Sangat penting untuk belajar mengenali meragukan ketika itu muncul di pikiran kita, karena jika tidak maka sangat mudah bagi kita untuk bingung meragukan dengan proses, "Saya benar-benar ingin mengerti." Jadi kamu bisa tahu meragukan karena ada rasa tertentu dalam pikiran ketika ada meragukan. Anda benar-benar bersikap skeptis… Karena meragukan adalah penderitaan, jadi ada semacam perasaan tidak nyaman ketika itu ada di pikiran kita. Sedangkan ketika ada minat dan rasa ingin tahu dan kita belum memahami semuanya, maka ada semacam keinginan dan semangat untuk belajar. Sedangkan dengan meragukan itu, "Yah, aku tidak tahu, mmmm... Hmm... Uhhh..." Oke? Dan itu tidak membawa kita kemana-mana.

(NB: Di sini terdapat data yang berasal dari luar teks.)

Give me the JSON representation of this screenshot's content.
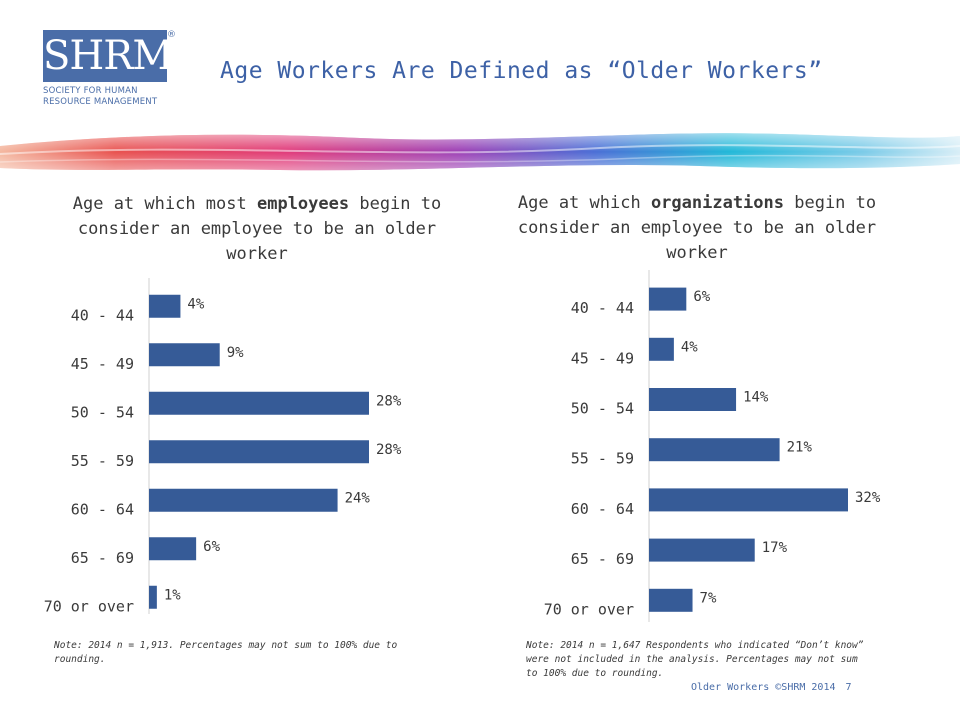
{
  "header": {
    "logo_text": "SHRM",
    "logo_registered": "®",
    "logo_subtitle": [
      "SOCIETY FOR HUMAN",
      "RESOURCE MANAGEMENT"
    ],
    "title": "Age Workers Are Defined as “Older Workers”"
  },
  "colors": {
    "bar": "#365b97",
    "title": "#3d61a6",
    "text": "#3a3a3a"
  },
  "chart_data": [
    {
      "type": "bar",
      "orientation": "horizontal",
      "title": {
        "pre": "Age at which most ",
        "bold": "employees",
        "post": " begin to consider an employee to be an older worker"
      },
      "categories": [
        "40 - 44",
        "45 - 49",
        "50 - 54",
        "55 - 59",
        "60 - 64",
        "65 - 69",
        "70 or over"
      ],
      "values": [
        4,
        9,
        28,
        28,
        24,
        6,
        1
      ],
      "labels": [
        "4%",
        "9%",
        "28%",
        "28%",
        "24%",
        "6%",
        "1%"
      ],
      "xlim": [
        0,
        28
      ],
      "grid": false,
      "legend": "none"
    },
    {
      "type": "bar",
      "orientation": "horizontal",
      "title": {
        "pre": "Age at which ",
        "bold": "organizations",
        "post": " begin to consider an employee to be an older worker"
      },
      "categories": [
        "40 - 44",
        "45 - 49",
        "50 - 54",
        "55 - 59",
        "60 - 64",
        "65 - 69",
        "70 or over"
      ],
      "values": [
        6,
        4,
        14,
        21,
        32,
        17,
        7
      ],
      "labels": [
        "6%",
        "4%",
        "14%",
        "21%",
        "32%",
        "17%",
        "7%"
      ],
      "xlim": [
        0,
        32
      ],
      "grid": false,
      "legend": "none"
    }
  ],
  "notes": {
    "left": "Note: 2014 n = 1,913. Percentages may not sum to 100% due to rounding.",
    "right": "Note: 2014 n = 1,647 Respondents who indicated “Don’t know” were not included in the analysis. Percentages may not sum to 100% due to rounding."
  },
  "footer": {
    "text": "Older Workers ©SHRM 2014",
    "page": "7"
  }
}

Kadang-kadang ketika meragukan muncul dalam pikiran Anda harus melihat: Apakah itu menarik, dan saya benar-benar perlu duduk dan mencari jawaban atas sesuatu atau mengajukan pertanyaan dan memikirkannya? Atau ini hanya meragukan datang sebagai penderitaan untuk mengganggu saya dan menyiksa saya dan membuat saya tidak bisa bergerak? Dan untuk dapat melihat perbedaannya. Jadi jika itu meragukan datang dengan cara yang terakhir maka Anda hanya perlu mengatakan, "Saya tidak mendengarkannya." Dan benar-benar berpikir tentang kerugian dari meragukan.

[Menanggapi audiens] Anda mengatakan dalam beberapa hal kami menerapkan standar ganda. Hal-hal yang kita pelajari sebelumnya, mungkin tentang Tuhan atau sains atau siapa-tahu-apa, kita anggap saja tidak teruji karena seseorang yang kita hormati sebagai otoritas mengatakannya dan kita tidak pernah menerapkan penalaran sehingga standar kita adalah, ya, seseorang mengatakan itu, saya percaya. Kemudian ketika kita masuk ke Buddhisme kita mulai menggunakan penalaran, dan tentu saja tidak semuanya jelas ketika kita mulai menggunakan penalaran, tetapi kita tidak pernah berpikir "oh saya harus menggunakan penalaran ini pada apa yang saya yakini tanpa ragu." Ya, poin bagus. Jadi, kami default ke: "Saya akan percaya jika saya bisa melihatnya." Yang merupakan jenis lain meragukan, bukan?

[Menanggapi audiens] Ini adalah tip yang baik tentang bagaimana membedakan mereka, yang menderita meragukan membuat kita khawatir dan membuat kita kehilangan energi, dan pertanyaan, tertarik, "Saya ingin belajar" semacam meragukan memberi kami banyak semangat. Ya.

Yang Mulia Thubten Chodron

Venerable Chodron menekankan penerapan praktis dari ajaran Buddha dalam kehidupan kita sehari-hari dan khususnya ahli dalam menjelaskannya dengan cara yang mudah dipahami dan dipraktikkan oleh orang Barat. Dia terkenal karena ajarannya yang hangat, lucu, dan jelas. Ia ditahbiskan sebagai biksuni Buddhis pada tahun 1977 oleh Kyabje Ling Rinpoche di Dharamsala, India, dan pada tahun 1986 ia menerima penahbisan bhikshuni (penuh) di Taiwan. Baca biodata lengkapnya.